Covid-19 cases are in the decrease across the country. College campuses are another story.

Although the large universities, mostly public that establish records of their counts of high-cases cases, the past semester, are actually better than the past, other campuses, including those who kept cases low . In the autumn, they are watching the numbers increase.

Boston College, for example, establishes a new record on Sunday for most cases in a week, with 95 cases among students.

The University, like some others, said the guilt fell to students, specifically first-year students, who have not been following the security rules. The situation means more restrictions, such as a non-guest policy or the premature campus closure, could be on the table if things do not improve, Michael Lochhead, vice president of student affairs, said in an email to students.

"This increase in cases is a direct result of students who allow their guard with respect to pandemic health precautions," he wrote. "The pattern of the cases clearly demonstrates that many students are ignoring the basic health and safety protocols that allowed us to remain in the class and in person on campus during the first semester."

The administration suspended some students or dismissed them from the university housing to hold large masks, wrote Lochhead.

Other institutions have suggested that their highest numbers are due to the generally high-case counts throughout the country. While the trend line for Nationwide's daily counts is currently in Stry, colleges and universities started their semesters during a point of height throughout the country. When more students reach campus with COVID-19, it is likely that there is more propagation.

Duke University, for example, only found 26 students with positive test results during shortcoming entry tests. This semester found 56. The University received a lot of positive attention for its latest security protocols, but it has already exceeded its autumn case numbers.

Many universities are testing more of their students more frequently this semester. However, they have also brought more students to their campuses and are holding more kinds in person.

While the increase in testing is good, not all tests are the same, said Chris Marsican, director of the University Crisis Initiative at Davidson College earlier this month. Many institutions, he said, they are using antigen tests to diagnose Covid-19. They have a false negative rate higher than PCR tests, which are the current gold standard.

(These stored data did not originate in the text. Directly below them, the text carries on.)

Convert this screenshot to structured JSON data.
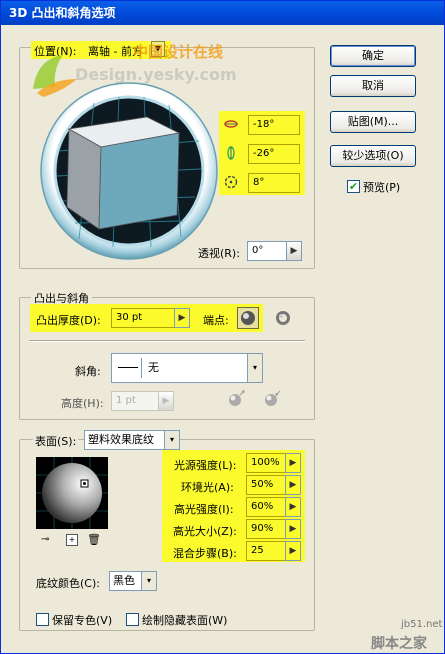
{
  "title": "3D 凸出和斜角选项",
  "watermark": {
    "line1": "中国设计在线",
    "line2": "Design.yesky.com",
    "footer_url": "jb51.net",
    "footer_name": "脚本之家"
  },
  "position": {
    "label": "位置(N):",
    "preset": "离轴 - 前方",
    "rotate_x": "-18°",
    "rotate_y": "-26°",
    "rotate_z": "8°",
    "perspective_label": "透视(R):",
    "perspective": "0°"
  },
  "buttons": {
    "ok": "确定",
    "cancel": "取消",
    "map": "贴图(M)...",
    "fewer": "较少选项(O)"
  },
  "preview": {
    "label": "预览(P)",
    "checked": true
  },
  "extrude": {
    "legend": "凸出与斜角",
    "depth_label": "凸出厚度(D):",
    "depth": "30 pt",
    "cap_label": "端点:",
    "bevel_label": "斜角:",
    "bevel": "无",
    "height_label": "高度(H):",
    "height": "1 pt"
  },
  "surface": {
    "label": "表面(S):",
    "type": "塑料效果底纹",
    "light_intensity_label": "光源强度(L):",
    "light_intensity": "100%",
    "ambient_label": "环境光(A):",
    "ambient": "50%",
    "highlight_intensity_label": "高光强度(I):",
    "highlight_intensity": "60%",
    "highlight_size_label": "高光大小(Z):",
    "highlight_size": "90%",
    "blend_steps_label": "混合步骤(B):",
    "blend_steps": "25",
    "shading_color_label": "底纹颜色(C):",
    "shading_color": "黑色",
    "preserve_spot_label": "保留专色(V)",
    "draw_hidden_label": "绘制隐藏表面(W)"
  },
  "colors": {
    "highlight": "#fafa2d",
    "cube_front": "#6ea8bc",
    "title_bar": "#0047d6"
  }
}
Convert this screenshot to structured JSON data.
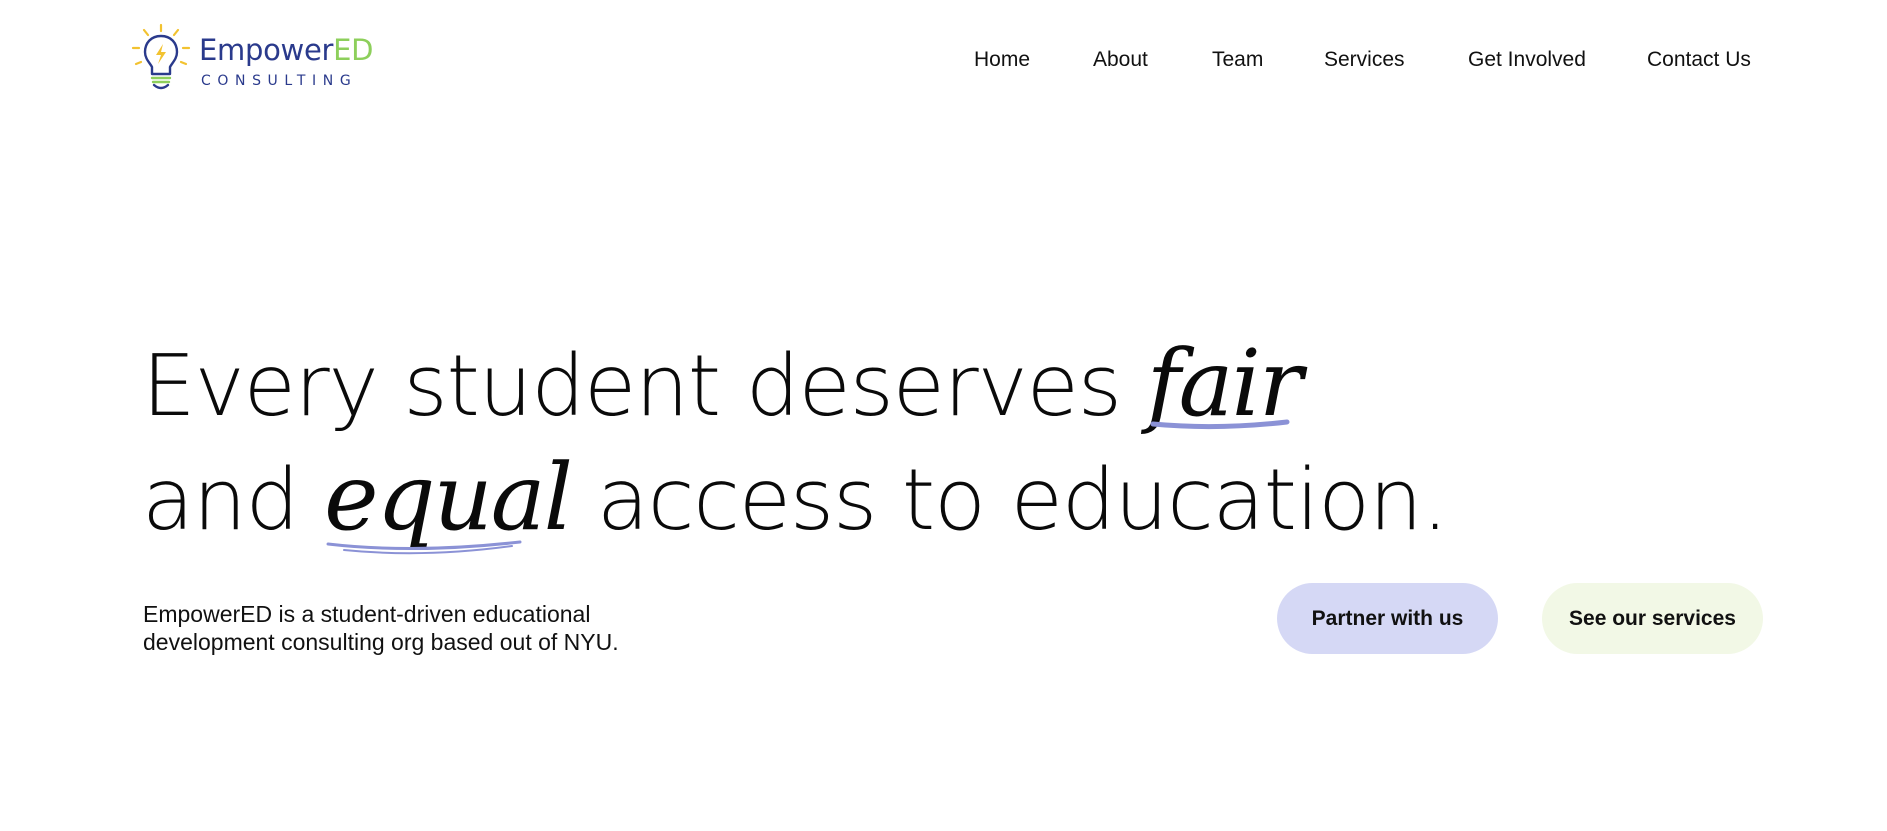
{
  "brand": {
    "name_part1": "Empower",
    "name_part2": "ED",
    "subtitle": "CONSULTING",
    "colors": {
      "navy": "#2a3a8c",
      "green": "#8dcf5b",
      "bulb_yellow": "#f2c230"
    },
    "icon": "lightbulb-icon"
  },
  "nav": {
    "items": [
      {
        "label": "Home"
      },
      {
        "label": "About"
      },
      {
        "label": "Team"
      },
      {
        "label": "Services"
      },
      {
        "label": "Get Involved"
      },
      {
        "label": "Contact Us"
      }
    ]
  },
  "hero": {
    "line1_prefix": "Every student deserves ",
    "line1_script": "fair",
    "line2_prefix": "and ",
    "line2_script": "equal",
    "line2_suffix": " access to education.",
    "underline_color": "#8b92d6"
  },
  "tagline": {
    "line1": "EmpowerED is a student-driven educational",
    "line2": "development consulting org based out of NYU."
  },
  "buttons": {
    "partner": {
      "label": "Partner with us",
      "bg": "#d5d8f5"
    },
    "services": {
      "label": "See our services",
      "bg": "#f2f8e6"
    }
  }
}
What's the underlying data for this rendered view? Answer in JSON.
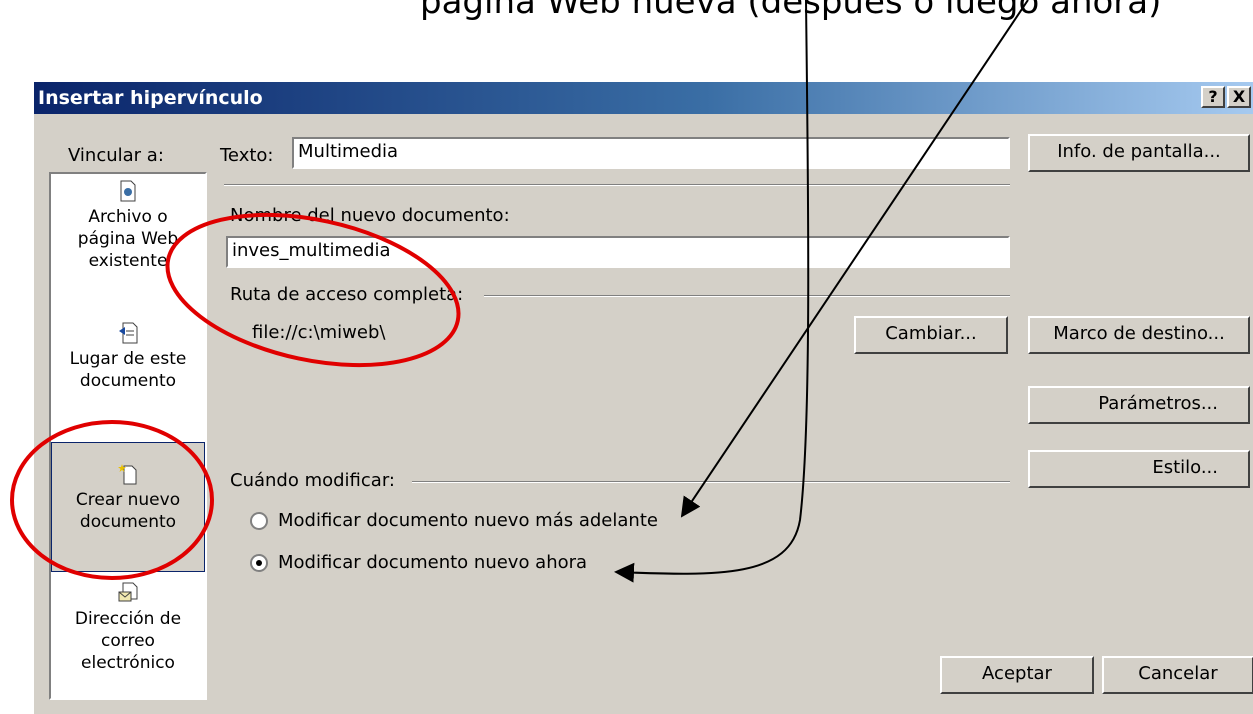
{
  "caption": "página Web nueva (después o luego ahora)",
  "dialog": {
    "title": "Insertar hipervínculo",
    "help_button": "?",
    "close_button": "X",
    "link_to_label": "Vincular a:",
    "text_label": "Texto:",
    "text_value": "Multimedia",
    "screentip_button": "Info. de pantalla...",
    "new_doc_name_label": "Nombre del nuevo documento:",
    "new_doc_name_value": "inves_multimedia",
    "full_path_label": "Ruta de acceso completa:",
    "full_path_value": "file://c:\\miweb\\",
    "change_button": "Cambiar...",
    "target_frame_button": "Marco de destino...",
    "parameters_button": "Parámetros...",
    "style_button": "Estilo...",
    "when_edit_label": "Cuándo modificar:",
    "radio_later": "Modificar documento nuevo más adelante",
    "radio_now": "Modificar documento nuevo ahora",
    "selected_radio": "now",
    "ok_button": "Aceptar",
    "cancel_button": "Cancelar"
  },
  "sidebar": {
    "items": [
      {
        "label1": "Archivo o",
        "label2": "página Web",
        "label3": "existente",
        "icon": "web-page-icon"
      },
      {
        "label1": "Lugar de este",
        "label2": "documento",
        "icon": "place-in-document-icon"
      },
      {
        "label1": "Crear nuevo",
        "label2": "documento",
        "icon": "new-document-icon",
        "selected": true
      },
      {
        "label1": "Dirección de",
        "label2": "correo",
        "label3": "electrónico",
        "icon": "email-icon"
      }
    ]
  },
  "annotations": {
    "color": "#e00000",
    "line_color": "#000000"
  }
}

"PCR tests are expensive," he said. "Just because you're trying several times a week, it does not mean you're catching all cases."

Frequent tests and the arrival of a vaccine, both good things, but could also give some students. A false sense of security, said Marsicano.

"Think: 'Hey, we're trying all the time, I'm a negative aspect, I'm fine, I can go party now," When it is really likely to add a risky behavior to the disease even with a Negative test, "he said.

A series of other universities are adopting or analyzing stricter restrictions, but at various degrees of strictism. The University of Miami, for example, ordered new restrictions on students' meetings And some activities in person earlier this month. But the classes in person were still lit, and the gym and the pool were still open. Students were allowed to go out for work, internships and exercise. The university raised some restrictions this week.

The University of Massachusetts in Amherst, on the other hand, issued a stricter blockade of February. 7. New policies prohibit students from leaving the residences, ex CELTO to obtain food or medical care. or for mandatory COVID-19 tests. Even exercise outside is only currently forbidden. (The administration has said that you can raise some of your restrictions before two weeks, if things go well and offer virtual conditioning classes to students).